Trainer Sammer präsentiert sich darauf "ziemlich leer" und resümiert: "Wir haben das Aus durch unsere Niederlage in Brügge zu verantworten." Damals ahnt noch niemand, dass der BVB durch das Versagen an diesem verhängnisvollen Abend in finanzielle Schieflage geraten wird. Die Folge: der Beinahe-Kollaps und fünf Jahre ohne internationalen Fußball.

24. Mai 2003: Borussia Dortmund - Energie Cottbus 1:1 (1:0)

Bundesliga: 34. Spieltag. Das Zitter-Spiel. Der amtierende deutsche Meister hat die Schale schon längst an den uneinholbar führenden FC Bayern abtreten müssen. Beckenbauer meint hämisch: "Trotz 18 Punkten Vorsprung haben wir die Liga ja nicht deklassiert."

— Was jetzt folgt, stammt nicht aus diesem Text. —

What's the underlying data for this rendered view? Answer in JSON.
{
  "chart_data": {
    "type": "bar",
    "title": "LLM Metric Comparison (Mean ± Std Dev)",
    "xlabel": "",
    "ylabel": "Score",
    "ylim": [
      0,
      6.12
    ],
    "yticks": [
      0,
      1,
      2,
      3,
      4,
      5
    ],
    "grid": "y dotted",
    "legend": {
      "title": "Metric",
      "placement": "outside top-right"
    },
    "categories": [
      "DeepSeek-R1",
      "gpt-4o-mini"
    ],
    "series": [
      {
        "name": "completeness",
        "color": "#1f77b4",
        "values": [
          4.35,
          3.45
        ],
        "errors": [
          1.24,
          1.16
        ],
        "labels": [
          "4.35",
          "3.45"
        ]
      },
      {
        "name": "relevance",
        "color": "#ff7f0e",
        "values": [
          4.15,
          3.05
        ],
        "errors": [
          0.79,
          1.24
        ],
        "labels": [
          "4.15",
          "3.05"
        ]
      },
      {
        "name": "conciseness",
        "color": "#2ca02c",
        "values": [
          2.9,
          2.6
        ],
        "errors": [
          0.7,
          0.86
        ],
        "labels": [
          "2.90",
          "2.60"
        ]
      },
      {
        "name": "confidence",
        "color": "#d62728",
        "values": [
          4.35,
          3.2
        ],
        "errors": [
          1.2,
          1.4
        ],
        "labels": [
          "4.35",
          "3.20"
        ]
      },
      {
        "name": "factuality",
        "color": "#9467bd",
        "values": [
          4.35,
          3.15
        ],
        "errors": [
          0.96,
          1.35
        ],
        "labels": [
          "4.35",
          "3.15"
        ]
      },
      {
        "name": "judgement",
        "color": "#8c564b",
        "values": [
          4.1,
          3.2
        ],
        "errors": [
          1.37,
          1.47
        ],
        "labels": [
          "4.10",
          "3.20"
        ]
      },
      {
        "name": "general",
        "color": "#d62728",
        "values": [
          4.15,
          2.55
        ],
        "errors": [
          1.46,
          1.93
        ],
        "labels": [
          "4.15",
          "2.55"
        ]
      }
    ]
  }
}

Der BVB steht dennoch vor dem letzten Saisonspiel einen Punkt vor dem VfB Stuttgart auf Platz zwei. Ein Rang, der immerhin den direkten Zugang zur Champions League garantiert.

Zu Gast im Westfalenstadion: Der sichere Absteiger Cottbus, gleichsam Tabellen-Schlusslicht. 68.000 Zuschauer freuen sich auf einen versöhnlichen Saisonausklang - aber irgendwie will der Ball nicht ins Tor.

Zumindest Rosicky schafft es, Energie-Ersatzkeeper Berntsen mit einem Rechtsschuss nach Ricken-Vorarbeit zu überwinden (26.).

Rosicky köpft anschließend freistehend an die Latte, Ewerthon lässt das Gebälk mit einem Direktschuss aus acht Metern erzittern. Die Zuschauer werden unruhig. Ricken vergibt zu Beginn der zweiten Halbzeit zwei Riesenchancen, dann schleicht sich der Schlendrian ein.

Cottbus kommt nach 68 Minuten erstmals gefährlich vor das BVB-Tor. Sieben Minuten später findet Reichenbergers Flanke den Kollegen Rost frei vor dem Tor. Kopfball - 1:1! Dortmund wird hektisch, Sammer bringt Amoroso. Doch Berntsen macht das Spiel seines Lebens und verhilft dem VfB (2:0 gegen Wolfsburg) doch noch zu Platz zwei. Eine Blamage für Dortmund, die wenige Monate später gegen Brügge zur Katastrophe führte.